Oprah Winfrey’s production company wants a federal judge to force a prominent Boston law firm to provide information about one of its former attorneys to bolster its case in a patent-infringement lawsuit against her book club.
The lawsuit poses serious threats to the entire publishing industry, according to Harpo Productions attorney Charles Babcock.
Winfrey’s Harpo filed a motion last week to compel Fish & Richardson to hand over documents and give a deposition regarding Scott Harris, a former patent prosecution attorney in its San Diego office.
Harpo is being sued by Illinois Computer Research, a Chicago holding company that bought Harris’ 2006 patent for Internet technology that allows readers to review digital excerpts from books prior to buying them. Harpo claims the patent is unenforceable. The case is set for a July trial in Illinois.

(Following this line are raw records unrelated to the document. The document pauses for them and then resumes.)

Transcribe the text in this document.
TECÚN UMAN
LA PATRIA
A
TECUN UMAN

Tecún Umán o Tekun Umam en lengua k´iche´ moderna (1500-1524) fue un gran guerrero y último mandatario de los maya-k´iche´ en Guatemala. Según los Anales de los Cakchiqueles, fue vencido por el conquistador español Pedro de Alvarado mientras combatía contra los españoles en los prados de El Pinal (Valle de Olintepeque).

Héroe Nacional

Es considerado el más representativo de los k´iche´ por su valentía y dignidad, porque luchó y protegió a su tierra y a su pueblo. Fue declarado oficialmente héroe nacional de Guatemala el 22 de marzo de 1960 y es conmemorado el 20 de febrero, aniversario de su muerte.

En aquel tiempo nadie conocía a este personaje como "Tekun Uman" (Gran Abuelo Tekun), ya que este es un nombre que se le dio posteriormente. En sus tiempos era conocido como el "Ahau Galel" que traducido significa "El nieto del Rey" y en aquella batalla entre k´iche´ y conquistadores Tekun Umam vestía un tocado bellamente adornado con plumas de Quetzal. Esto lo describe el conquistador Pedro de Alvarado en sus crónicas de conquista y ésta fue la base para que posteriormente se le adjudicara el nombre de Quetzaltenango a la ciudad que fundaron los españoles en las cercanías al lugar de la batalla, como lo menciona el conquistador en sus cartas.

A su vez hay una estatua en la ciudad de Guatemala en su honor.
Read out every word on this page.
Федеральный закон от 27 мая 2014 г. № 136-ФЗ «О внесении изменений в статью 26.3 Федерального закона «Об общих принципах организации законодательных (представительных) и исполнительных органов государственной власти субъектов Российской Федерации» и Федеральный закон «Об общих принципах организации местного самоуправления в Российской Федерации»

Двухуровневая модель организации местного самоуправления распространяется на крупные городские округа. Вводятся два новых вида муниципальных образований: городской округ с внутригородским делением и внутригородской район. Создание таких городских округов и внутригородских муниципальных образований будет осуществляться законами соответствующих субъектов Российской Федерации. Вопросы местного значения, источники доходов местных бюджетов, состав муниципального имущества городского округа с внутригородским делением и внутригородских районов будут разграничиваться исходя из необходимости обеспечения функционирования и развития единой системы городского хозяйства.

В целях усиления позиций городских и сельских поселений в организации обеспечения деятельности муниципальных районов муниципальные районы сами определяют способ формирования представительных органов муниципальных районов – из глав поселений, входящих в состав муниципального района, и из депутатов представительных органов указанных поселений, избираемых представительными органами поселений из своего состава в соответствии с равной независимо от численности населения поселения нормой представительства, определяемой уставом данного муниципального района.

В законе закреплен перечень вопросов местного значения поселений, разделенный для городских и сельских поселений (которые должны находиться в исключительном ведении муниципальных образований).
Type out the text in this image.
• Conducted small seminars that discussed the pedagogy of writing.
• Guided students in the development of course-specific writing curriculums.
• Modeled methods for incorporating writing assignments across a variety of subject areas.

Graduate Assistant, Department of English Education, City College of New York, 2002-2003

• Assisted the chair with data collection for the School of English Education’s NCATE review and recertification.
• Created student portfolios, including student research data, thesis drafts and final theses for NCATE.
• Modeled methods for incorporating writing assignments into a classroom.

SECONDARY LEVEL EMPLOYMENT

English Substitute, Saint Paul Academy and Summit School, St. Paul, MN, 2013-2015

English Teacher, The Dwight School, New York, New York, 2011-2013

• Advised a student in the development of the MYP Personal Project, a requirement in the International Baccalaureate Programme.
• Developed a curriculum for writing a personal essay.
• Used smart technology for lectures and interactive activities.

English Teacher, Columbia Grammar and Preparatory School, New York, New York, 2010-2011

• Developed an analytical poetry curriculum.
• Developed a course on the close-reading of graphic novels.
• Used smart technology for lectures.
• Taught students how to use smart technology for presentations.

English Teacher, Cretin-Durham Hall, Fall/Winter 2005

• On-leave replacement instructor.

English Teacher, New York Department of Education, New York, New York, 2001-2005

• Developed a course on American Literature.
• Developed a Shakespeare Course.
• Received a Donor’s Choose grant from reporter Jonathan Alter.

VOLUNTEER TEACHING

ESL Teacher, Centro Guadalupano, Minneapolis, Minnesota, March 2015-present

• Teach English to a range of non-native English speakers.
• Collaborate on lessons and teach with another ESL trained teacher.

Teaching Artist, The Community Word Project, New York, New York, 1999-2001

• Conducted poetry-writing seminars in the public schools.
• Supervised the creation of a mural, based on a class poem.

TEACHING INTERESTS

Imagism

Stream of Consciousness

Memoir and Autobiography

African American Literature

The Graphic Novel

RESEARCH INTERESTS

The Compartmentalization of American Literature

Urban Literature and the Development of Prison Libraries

Harpo wants Fish to comply with a subpoena, because it was party to a similar patent lawsuit that ICR filed against Google, then a Fish client, in 2007.
ICR, which is tied to Harris, added Fish as a defendant in that lawsuit after Fish forced Harris’ resignation several days following its filing.
In court documents, Fish claimed Harris used Fish resources to build a portfolio of patents and cash in on them by selling them to parties that he knew would file infringement cases against companies that included his own law firm’s clients. The suit was settled in 2008.